Behind Jack’s explanation lies a shocking reality: that you can pass an exam in your early twenties, be shrouded in glory and never, ever be fired. In most societies a degree or diploma is a starting block after which the individual must prove his or her professional worth. In France the right academic qualification will set you up until retirement. French lycées are filled with these agrégés, literally ‘whole’ beings, dangerously imbued with their own sense of entitlement. These are the mandarins of French academia who, in the name of excellence, block any reform that might represent an attack on their status.
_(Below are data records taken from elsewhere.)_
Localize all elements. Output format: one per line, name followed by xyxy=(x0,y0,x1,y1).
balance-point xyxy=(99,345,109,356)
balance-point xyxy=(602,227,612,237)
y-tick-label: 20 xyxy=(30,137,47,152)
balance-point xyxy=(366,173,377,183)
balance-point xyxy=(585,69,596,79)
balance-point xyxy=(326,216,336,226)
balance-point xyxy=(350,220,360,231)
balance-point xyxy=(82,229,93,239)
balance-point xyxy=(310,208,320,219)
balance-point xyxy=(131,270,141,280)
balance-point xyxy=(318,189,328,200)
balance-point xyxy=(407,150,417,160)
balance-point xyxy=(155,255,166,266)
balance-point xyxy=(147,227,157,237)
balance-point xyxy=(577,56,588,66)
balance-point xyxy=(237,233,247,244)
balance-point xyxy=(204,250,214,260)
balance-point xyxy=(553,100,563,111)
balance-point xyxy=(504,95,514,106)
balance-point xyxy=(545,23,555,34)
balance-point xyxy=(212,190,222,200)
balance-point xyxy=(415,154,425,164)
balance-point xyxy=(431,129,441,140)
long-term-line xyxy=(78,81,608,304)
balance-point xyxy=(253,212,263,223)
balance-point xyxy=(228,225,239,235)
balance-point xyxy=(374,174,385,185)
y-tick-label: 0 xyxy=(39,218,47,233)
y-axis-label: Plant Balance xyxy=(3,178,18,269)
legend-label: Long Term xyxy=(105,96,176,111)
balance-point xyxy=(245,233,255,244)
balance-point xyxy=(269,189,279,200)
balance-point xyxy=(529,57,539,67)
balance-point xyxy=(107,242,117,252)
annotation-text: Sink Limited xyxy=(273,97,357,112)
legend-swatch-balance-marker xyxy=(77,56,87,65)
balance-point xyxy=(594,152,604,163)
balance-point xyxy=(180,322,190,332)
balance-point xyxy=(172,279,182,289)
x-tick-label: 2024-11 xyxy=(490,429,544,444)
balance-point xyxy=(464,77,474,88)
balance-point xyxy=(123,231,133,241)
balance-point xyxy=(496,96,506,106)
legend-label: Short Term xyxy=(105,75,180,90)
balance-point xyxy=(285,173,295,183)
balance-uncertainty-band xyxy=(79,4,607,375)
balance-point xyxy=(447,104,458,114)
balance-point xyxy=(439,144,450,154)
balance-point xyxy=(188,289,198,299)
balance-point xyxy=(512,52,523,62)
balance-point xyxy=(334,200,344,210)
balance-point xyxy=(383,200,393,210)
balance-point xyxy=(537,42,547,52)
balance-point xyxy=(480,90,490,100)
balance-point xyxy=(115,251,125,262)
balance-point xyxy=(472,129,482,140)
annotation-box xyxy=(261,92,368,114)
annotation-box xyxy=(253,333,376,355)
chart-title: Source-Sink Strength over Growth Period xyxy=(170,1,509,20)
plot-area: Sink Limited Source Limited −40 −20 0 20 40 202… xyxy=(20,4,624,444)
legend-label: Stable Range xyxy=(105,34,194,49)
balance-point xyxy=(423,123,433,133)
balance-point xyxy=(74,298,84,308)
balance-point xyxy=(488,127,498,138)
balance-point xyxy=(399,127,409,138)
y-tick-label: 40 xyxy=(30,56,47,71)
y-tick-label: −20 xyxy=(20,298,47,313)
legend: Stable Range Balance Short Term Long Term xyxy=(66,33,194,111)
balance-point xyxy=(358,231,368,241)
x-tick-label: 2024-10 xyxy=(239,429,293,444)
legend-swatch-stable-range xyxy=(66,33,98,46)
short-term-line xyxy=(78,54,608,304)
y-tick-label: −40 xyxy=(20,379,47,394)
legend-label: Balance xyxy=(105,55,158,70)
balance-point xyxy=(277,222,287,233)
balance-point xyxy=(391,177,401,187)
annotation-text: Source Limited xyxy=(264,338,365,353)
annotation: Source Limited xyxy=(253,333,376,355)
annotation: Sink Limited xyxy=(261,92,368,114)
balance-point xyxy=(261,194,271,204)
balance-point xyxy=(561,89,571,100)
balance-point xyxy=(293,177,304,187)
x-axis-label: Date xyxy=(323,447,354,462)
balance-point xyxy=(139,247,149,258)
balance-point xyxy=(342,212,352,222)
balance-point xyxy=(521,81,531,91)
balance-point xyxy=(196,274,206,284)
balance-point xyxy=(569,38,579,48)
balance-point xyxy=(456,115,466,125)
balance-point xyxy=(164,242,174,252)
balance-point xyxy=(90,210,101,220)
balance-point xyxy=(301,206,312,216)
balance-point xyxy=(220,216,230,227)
The student body is also divided: there are more or less noble paths – Academic versus Technological – and more or less noble disciplines – Maths and Sciences carry considerably more value than the Arts. Maths – in obedience to France’s most influential philosopher, René Descartes – is the final arbiter of intelligence. But above all, Maths is seen as the great leveller. There is no need to come from a
cultivated background to have an affinity for Maths. If you are blessed with a gift for numbers and at the age of sixteen choose the most prestigious of all the baccalaureate options, in which Maths carries the most weight, you are destined for greatness. Napoleon, who spoke poor, heavily accented French, excelled in Maths and was consequently able to succeed. Maths in France is the contemporary Latin. My daughter, who inherited her father’s Maths brain, on entering the sixth form took it as the principal subject of her baccalaureate. She noted that her teacher strove to teach it in the most abstract way possible, keeping it as firmly divorced from the uses of everyday life as it could possibly be.
This attachment to an archaic and non-pragmatic pedagogy is compounded by a deep and lasting problem of denial. The republican obsession with equality means that no one – neither the politicians attempting educational reform, nor the teaching body itself – will ever admit to their underlying belief that some are more noble than others. This means that it is utterly impossible ever to tackle the reality of a diverse student population, or ever properly address the needs of those children in difficulty, especially if they happen to belong to an ethnic minority. Talk to a French secondary-school teacher, an agrégé employed by the Ministry of Education for life, and you will quickly hit the bedrock of their prejudice. Their huge self-importance, coupled with their egalitarian ideology, makes them despise notions like ethnicity, diversity or special needs. Perhaps part of the reason for this is that they lack the human gifts required for nurturing these children.